Correction of Total Anomalous Pulmonary Venous Drainage in Infancy Utilizing Deep Hypothermia with Total Circulatory Arrest

DAVID H. DILLARD M.D.1; HITOSHI MOHRI M.D., D.MED.SC.1; EUGENE A. HESSEL II M.D.1; HOWARD N. ANDERSON M.D.1; RONALD J. NELSON M.D.1; EDWARD W. CRAWFORD M.D.1; BEVERLY C. MORGAN M.D.1; LOREN C. WINTERSCHEID M.D., PH.D.1; K. ALVIN MERENDINO M.D., PH.D.1

1 From the Departments of Surgery, Anesthesiology, and Pediatrics, University of Washington School of Medicine; and the First University Surgical Service, University Hospital, Seattle, Washington.

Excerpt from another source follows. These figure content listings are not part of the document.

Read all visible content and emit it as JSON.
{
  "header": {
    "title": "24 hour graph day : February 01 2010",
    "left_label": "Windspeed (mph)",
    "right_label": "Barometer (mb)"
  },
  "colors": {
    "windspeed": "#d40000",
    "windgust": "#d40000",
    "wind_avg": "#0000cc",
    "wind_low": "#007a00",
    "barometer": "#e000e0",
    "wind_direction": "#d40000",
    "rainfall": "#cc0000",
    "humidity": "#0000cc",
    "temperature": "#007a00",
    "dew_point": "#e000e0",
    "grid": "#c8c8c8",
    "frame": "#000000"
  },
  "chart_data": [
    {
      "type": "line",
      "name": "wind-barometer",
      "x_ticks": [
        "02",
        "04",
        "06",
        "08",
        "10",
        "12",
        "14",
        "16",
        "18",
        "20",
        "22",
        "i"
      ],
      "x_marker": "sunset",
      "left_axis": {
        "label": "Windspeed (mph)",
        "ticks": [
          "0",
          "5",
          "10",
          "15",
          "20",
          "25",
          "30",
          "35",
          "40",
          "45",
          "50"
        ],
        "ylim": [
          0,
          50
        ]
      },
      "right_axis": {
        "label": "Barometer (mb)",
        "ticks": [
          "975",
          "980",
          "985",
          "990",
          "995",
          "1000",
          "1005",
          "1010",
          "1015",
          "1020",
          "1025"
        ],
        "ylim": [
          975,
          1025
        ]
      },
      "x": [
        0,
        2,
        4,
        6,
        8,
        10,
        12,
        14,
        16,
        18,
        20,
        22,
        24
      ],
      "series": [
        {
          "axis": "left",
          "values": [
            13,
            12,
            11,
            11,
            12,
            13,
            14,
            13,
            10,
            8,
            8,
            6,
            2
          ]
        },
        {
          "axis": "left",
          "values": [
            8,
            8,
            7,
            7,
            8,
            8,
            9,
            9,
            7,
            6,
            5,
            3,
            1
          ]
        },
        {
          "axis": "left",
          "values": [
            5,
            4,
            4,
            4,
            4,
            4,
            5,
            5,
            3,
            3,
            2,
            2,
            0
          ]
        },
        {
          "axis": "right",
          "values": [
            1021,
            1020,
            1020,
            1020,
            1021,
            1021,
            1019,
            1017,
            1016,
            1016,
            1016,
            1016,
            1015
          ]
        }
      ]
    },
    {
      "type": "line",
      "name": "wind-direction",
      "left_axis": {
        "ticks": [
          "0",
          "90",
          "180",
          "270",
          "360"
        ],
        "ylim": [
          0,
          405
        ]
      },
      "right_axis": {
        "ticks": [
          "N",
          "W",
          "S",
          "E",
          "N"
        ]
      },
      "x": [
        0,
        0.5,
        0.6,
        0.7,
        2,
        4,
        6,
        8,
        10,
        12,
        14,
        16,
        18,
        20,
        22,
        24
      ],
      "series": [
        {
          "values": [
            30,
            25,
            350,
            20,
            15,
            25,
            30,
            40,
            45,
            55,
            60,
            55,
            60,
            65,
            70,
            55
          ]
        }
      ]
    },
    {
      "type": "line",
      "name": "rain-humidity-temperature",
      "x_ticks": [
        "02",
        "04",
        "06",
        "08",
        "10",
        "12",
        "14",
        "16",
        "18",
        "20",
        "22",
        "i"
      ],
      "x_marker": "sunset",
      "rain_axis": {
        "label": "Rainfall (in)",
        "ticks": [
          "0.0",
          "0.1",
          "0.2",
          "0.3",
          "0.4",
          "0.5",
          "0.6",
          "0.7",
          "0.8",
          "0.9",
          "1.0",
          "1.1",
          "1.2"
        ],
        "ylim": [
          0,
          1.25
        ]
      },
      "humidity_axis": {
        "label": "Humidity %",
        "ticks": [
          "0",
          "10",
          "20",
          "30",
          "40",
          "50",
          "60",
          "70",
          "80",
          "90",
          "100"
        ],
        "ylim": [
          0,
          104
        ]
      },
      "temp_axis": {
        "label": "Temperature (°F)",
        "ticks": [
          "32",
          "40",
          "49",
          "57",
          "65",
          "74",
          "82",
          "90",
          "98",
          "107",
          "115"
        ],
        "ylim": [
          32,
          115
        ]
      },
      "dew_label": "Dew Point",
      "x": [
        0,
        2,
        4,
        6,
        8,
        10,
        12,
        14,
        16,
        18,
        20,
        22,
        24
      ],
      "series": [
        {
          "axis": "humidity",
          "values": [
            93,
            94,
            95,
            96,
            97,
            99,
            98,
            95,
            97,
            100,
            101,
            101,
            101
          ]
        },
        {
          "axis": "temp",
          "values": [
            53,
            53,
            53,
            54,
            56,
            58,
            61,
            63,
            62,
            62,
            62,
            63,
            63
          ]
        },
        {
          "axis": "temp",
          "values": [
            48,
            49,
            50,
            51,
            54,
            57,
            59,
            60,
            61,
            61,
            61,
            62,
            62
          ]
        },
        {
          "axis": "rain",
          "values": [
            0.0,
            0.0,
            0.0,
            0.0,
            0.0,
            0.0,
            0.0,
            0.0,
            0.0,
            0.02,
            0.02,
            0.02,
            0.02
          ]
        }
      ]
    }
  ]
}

Four critically ill infants aged 3, 5, 5, and 13 months; weighing 3.7, 4.6, 5.3, and 6.5 kg, respectively; with total anomalous pulmonary venous drainage, underwent complete correction of their lesions with the utilization of surface-induced deep hypothermia. Although this series is small, we are not aware of any other consecutive series in this age group with a comparable mortality rate. Rectal temperatures of 17.5 to 20.2 C were utilized, with periods of cardiac arrest and total circulatory interruption of 32 to 41 minutes. Important aspects of the technique are surface cooling, deep ether anesthesia, intravenous low-molecular-weight dextran, induced respiratory alkalosis during cooling, and electrical pacing during resuscitation. This method works well in the infant, in contrast with perfusion techniques in which surgical mortality is excessively high.